Last year, Saunders published his third book of short stories, In Persuasion Nation. Like his two previous collections, it's saturated with the ephemera of pop culture, but, here, a satirical eye is focused on the three-headed monster of advertising, marketing, and public relations—and the dangerous desires they fabricate. Because the stories often hinge on date-stamped cultural references, they seldom fulfill expectations of how literature should read. Not that occasionally writing about talking Doritos has been a hindrance: In 2006, Saunders was the recipient of both a Guggenheim Fellowship and a $500,000 MacArthur Foundation Fellowship, commonly known as "The Genius Grant."
On Thursday, Portland Arts & Lectures presents a conversation on the place of literature in American culture between Saunders and the writer Mary Gaitskill, both creative-writing professors at Syracuse University. "It's a little high-wire because we're not reading stories; we're not scripted at all," Saunders told me by phone last week. "We've been colleagues, but, in that work way, we've never really sat down and talked about the serious stuff."
MERCURY: What draws you to the phenomenon of pop culture?
SAUNDERS: I guess you might say it's the most readily available [source material]. I trust that if I use it, something deeper will happen in the process. I find it pretty weird and sickening, but, at other times, I find it kind of beautiful.
It's funny that you describe it as "readily available," when, really, it's inescapable.

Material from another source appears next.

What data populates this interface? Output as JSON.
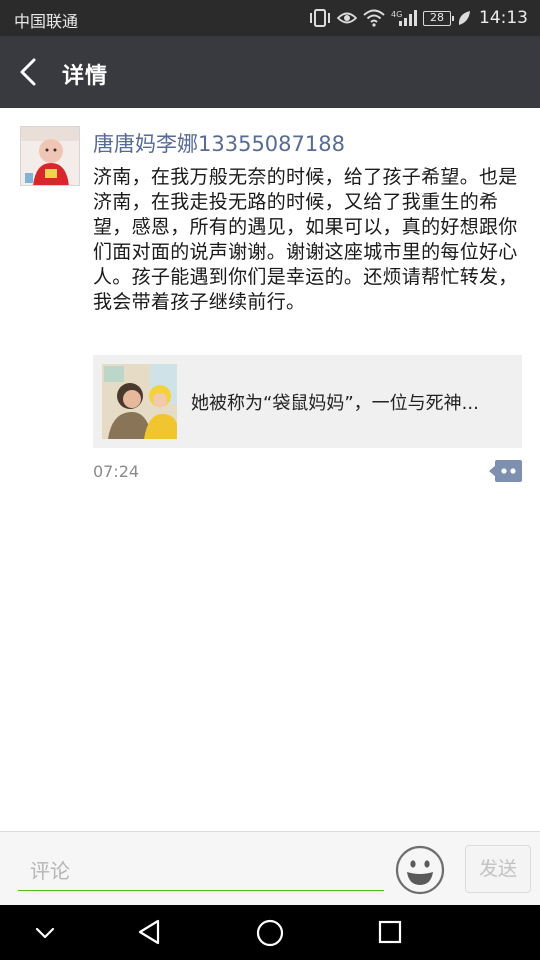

For me, culture and pop culture are exactly the same. It might just be that our reaction to seeing pop culture in literature is a remnant of our antiquated attitude about literature. We expect to see certain tropes in there, even though our real lives have long moved away from those tropes. Nobody balks at seeing hunting in short stories. Although most people I know don't hunt. In fiction, it's always implied that nobody ever goes to work. They're at home, thinking about their love lives or whatever. But that's totally artificial. If you actually monitor yourself during a given day, it's amazing how much you're thinking about things that are coming to you from far away, from sources you haven't met that have subtle agendas. Today, I found myself walking around, doing dishes and thinking about Anna Nicole Smith. It's not good or bad, but it's odd in a certain way.
In terms of our expectations of literature, the language you use—from soulless corporate jargon to seductive ad copy—often seems jarringly out of place.

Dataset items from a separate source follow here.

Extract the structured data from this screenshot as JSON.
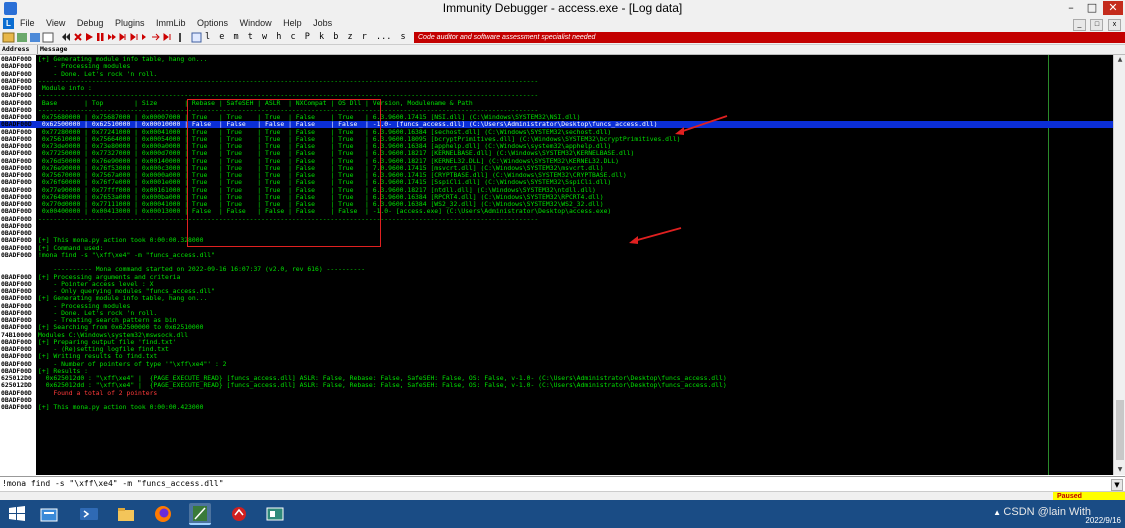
{
  "window": {
    "title": "Immunity Debugger - access.exe - [Log data]",
    "controls": [
      "–",
      "□",
      "✕"
    ]
  },
  "menu": {
    "logo": "L",
    "items": [
      "File",
      "View",
      "Debug",
      "Plugins",
      "ImmLib",
      "Options",
      "Window",
      "Help",
      "Jobs"
    ],
    "right_controls": [
      "_",
      "□",
      "x"
    ]
  },
  "toolbar": {
    "letters": [
      "l",
      "e",
      "m",
      "t",
      "w",
      "h",
      "c",
      "P",
      "k",
      "b",
      "z",
      "r",
      "...",
      "s",
      "?"
    ],
    "tagline": "Code auditor and software assessment specialist needed"
  },
  "log": {
    "columns": [
      "Address",
      "Message"
    ],
    "rows": [
      {
        "addr": "0BADF00D",
        "msg": "[+] Generating module info table, hang on..."
      },
      {
        "addr": "0BADF00D",
        "msg": "    - Processing modules"
      },
      {
        "addr": "0BADF00D",
        "msg": "    - Done. Let's rock 'n roll."
      },
      {
        "addr": "0BADF00D",
        "msg": "----------------------------------------------------------------------------------------------------------------------------------"
      },
      {
        "addr": "0BADF00D",
        "msg": " Module info :"
      },
      {
        "addr": "0BADF00D",
        "msg": "----------------------------------------------------------------------------------------------------------------------------------"
      },
      {
        "addr": "0BADF00D",
        "msg": " Base       | Top        | Size       | Rebase | SafeSEH | ASLR  | NXCompat | OS Dll | Version, Modulename & Path"
      },
      {
        "addr": "0BADF00D",
        "msg": "----------------------------------------------------------------------------------------------------------------------------------"
      },
      {
        "addr": "0BADF00D",
        "msg": " 0x75680000 | 0x75687000 | 0x00007000 | True   | True    | True  | False    | True   | 6.3.9600.17415 [NSI.dll] (C:\\Windows\\SYSTEM32\\NSI.dll)"
      },
      {
        "addr": "0BADF00D",
        "msg": " 0x62500000 | 0x62510000 | 0x00010000 | False  | False   | False | False    | False  | -1.0- [funcs_access.dll] (C:\\Users\\Administrator\\Desktop\\funcs_access.dll)",
        "sel": true
      },
      {
        "addr": "0BADF00D",
        "msg": " 0x77280000 | 0x77241000 | 0x00041000 | True   | True    | True  | False    | True   | 6.3.9600.16384 [sechost.dll] (C:\\Windows\\SYSTEM32\\sechost.dll)"
      },
      {
        "addr": "0BADF00D",
        "msg": " 0x75610000 | 0x75664000 | 0x00054000 | True   | True    | True  | False    | True   | 6.3.9600.18095 [bcryptPrimitives.dll] (C:\\Windows\\SYSTEM32\\bcryptPrimitives.dll)"
      },
      {
        "addr": "0BADF00D",
        "msg": " 0x73de0000 | 0x73e80000 | 0x000a0000 | True   | True    | True  | False    | True   | 6.3.9600.16384 [apphelp.dll] (C:\\Windows\\system32\\apphelp.dll)"
      },
      {
        "addr": "0BADF00D",
        "msg": " 0x77250000 | 0x77327000 | 0x000d7000 | True   | True    | True  | False    | True   | 6.3.9600.18217 [KERNELBASE.dll] (C:\\Windows\\SYSTEM32\\KERNELBASE.dll)"
      },
      {
        "addr": "0BADF00D",
        "msg": " 0x76d50000 | 0x76e90000 | 0x00140000 | True   | True    | True  | False    | True   | 6.3.9600.18217 [KERNEL32.DLL] (C:\\Windows\\SYSTEM32\\KERNEL32.DLL)"
      },
      {
        "addr": "0BADF00D",
        "msg": " 0x76e90000 | 0x76f53000 | 0x000c3000 | True   | True    | True  | False    | True   | 7.0.9600.17415 [msvcrt.dll] (C:\\Windows\\SYSTEM32\\msvcrt.dll)"
      },
      {
        "addr": "0BADF00D",
        "msg": " 0x75670000 | 0x7567a000 | 0x0000a000 | True   | True    | True  | False    | True   | 6.3.9600.17415 [CRYPTBASE.dll] (C:\\Windows\\SYSTEM32\\CRYPTBASE.dll)"
      },
      {
        "addr": "0BADF00D",
        "msg": " 0x76f60000 | 0x76f7e000 | 0x0001e000 | True   | True    | True  | False    | True   | 6.3.9600.17415 [SspiCli.dll] (C:\\Windows\\SYSTEM32\\SspiCli.dll)"
      },
      {
        "addr": "0BADF00D",
        "msg": " 0x77e90000 | 0x77fff000 | 0x00161000 | True   | True    | True  | False    | True   | 6.3.9600.18217 [ntdll.dll] (C:\\Windows\\SYSTEM32\\ntdll.dll)"
      },
      {
        "addr": "0BADF00D",
        "msg": " 0x76480000 | 0x7653a000 | 0x000ba000 | True   | True    | True  | False    | True   | 6.3.9600.16384 [RPCRT4.dll] (C:\\Windows\\SYSTEM32\\RPCRT4.dll)"
      },
      {
        "addr": "0BADF00D",
        "msg": " 0x770d0000 | 0x77111000 | 0x00041000 | True   | True    | True  | False    | True   | 6.3.9600.16384 [WS2_32.dll] (C:\\Windows\\SYSTEM32\\WS2_32.dll)"
      },
      {
        "addr": "0BADF00D",
        "msg": " 0x00400000 | 0x00413000 | 0x00013000 | False  | False   | False | False    | False  | -1.0- [access.exe] (C:\\Users\\Administrator\\Desktop\\access.exe)"
      },
      {
        "addr": "0BADF00D",
        "msg": "----------------------------------------------------------------------------------------------------------------------------------"
      },
      {
        "addr": "0BADF00D",
        "msg": ""
      },
      {
        "addr": "0BADF00D",
        "msg": ""
      },
      {
        "addr": "0BADF00D",
        "msg": "[+] This mona.py action took 0:00:00.328000"
      },
      {
        "addr": "0BADF00D",
        "msg": "[+] Command used:"
      },
      {
        "addr": "0BADF00D",
        "msg": "!mona find -s \"\\xff\\xe4\" -m \"funcs_access.dll\""
      },
      {
        "addr": "",
        "msg": ""
      },
      {
        "addr": "",
        "msg": "    ---------- Mona command started on 2022-09-16 16:07:37 (v2.0, rev 616) ----------"
      },
      {
        "addr": "0BADF00D",
        "msg": "[+] Processing arguments and criteria"
      },
      {
        "addr": "0BADF00D",
        "msg": "    - Pointer access level : X"
      },
      {
        "addr": "0BADF00D",
        "msg": "    - Only querying modules \"funcs_access.dll\""
      },
      {
        "addr": "0BADF00D",
        "msg": "[+] Generating module info table, hang on..."
      },
      {
        "addr": "0BADF00D",
        "msg": "    - Processing modules"
      },
      {
        "addr": "0BADF00D",
        "msg": "    - Done. Let's rock 'n roll."
      },
      {
        "addr": "0BADF00D",
        "msg": "    - Treating search pattern as bin"
      },
      {
        "addr": "0BADF00D",
        "msg": "[+] Searching from 0x62500000 to 0x62510000"
      },
      {
        "addr": "74B10000",
        "msg": "Modules C:\\Windows\\system32\\mswsock.dll"
      },
      {
        "addr": "0BADF00D",
        "msg": "[+] Preparing output file 'find.txt'"
      },
      {
        "addr": "0BADF00D",
        "msg": "    - (Re)setting logfile find.txt"
      },
      {
        "addr": "0BADF00D",
        "msg": "[+] Writing results to find.txt"
      },
      {
        "addr": "0BADF00D",
        "msg": "    - Number of pointers of type '\"\\xff\\xe4\"' : 2"
      },
      {
        "addr": "0BADF00D",
        "msg": "[+] Results :"
      },
      {
        "addr": "625012D0",
        "msg": "  0x625012d0 : \"\\xff\\xe4\" |  {PAGE_EXECUTE_READ} [funcs_access.dll] ASLR: False, Rebase: False, SafeSEH: False, OS: False, v-1.0- (C:\\Users\\Administrator\\Desktop\\funcs_access.dll)"
      },
      {
        "addr": "625012DD",
        "msg": "  0x625012dd : \"\\xff\\xe4\" |  {PAGE_EXECUTE_READ} [funcs_access.dll] ASLR: False, Rebase: False, SafeSEH: False, OS: False, v-1.0- (C:\\Users\\Administrator\\Desktop\\funcs_access.dll)"
      },
      {
        "addr": "0BADF00D",
        "msg": "    Found a total of 2 pointers",
        "red": true
      },
      {
        "addr": "0BADF00D",
        "msg": ""
      },
      {
        "addr": "0BADF00D",
        "msg": "[+] This mona.py action took 0:00:00.423000"
      }
    ]
  },
  "command": {
    "value": "!mona find -s \"\\xff\\xe4\" -m \"funcs_access.dll\""
  },
  "status": {
    "state": "Paused"
  },
  "taskbar": {
    "watermark": "CSDN @lain With",
    "date": "2022/9/16"
  },
  "colors": {
    "log_bg": "#000000",
    "log_text": "#00e000",
    "selection": "#0b2ed6",
    "highlight_box": "#e02020",
    "tagline_bg": "#c30000",
    "paused_bg": "#ffff00",
    "taskbar_bg": "#1a4c85"
  }
}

Right. Which is funny because if you think about what poetry is or what literary language is, it's really just rarified normal language. It's like a focusing lens on actual speech. I have this idea that any language can be poetic if you sort of super-charge it. But often the emotion we're trying to convey and the language with which we're supplied to convey it are mismatched. You get this weird effect of an inarticulate speaker trying to say this profound thing.

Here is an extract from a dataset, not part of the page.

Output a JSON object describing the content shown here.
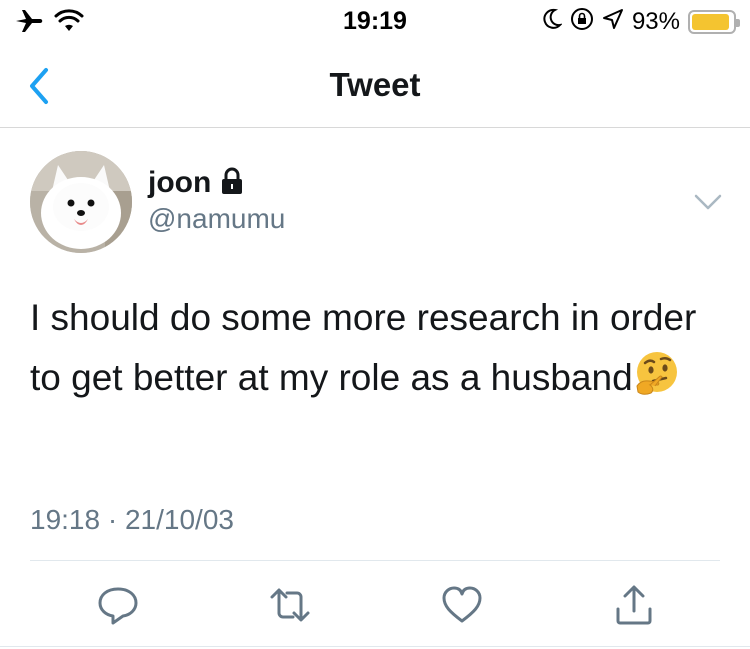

Has being a parent made you more aware of how media infiltrates and influences the way we think?
I think that's really where it started for me. There was a time in my late 20s when all these moral constructs just seemed sort of musty. But then as soon as we had our kids, everything snapped into relief. [I thought,] "Oh my God, if I can love these guys so much that means that, theoretically, everybody in the world was at some point loved that deeply. Therefore, that means everything matters." That's when I think that you first become aware that there's a lot of slop being slung around in the culture. Our generation has this funny blind spot when it comes to the influence of mass culture. I think we underestimate what it does to us. Maybe the fish isn't cognizant of the water, but I don't think we can handle those kinds of big false narratives coming at us all the time.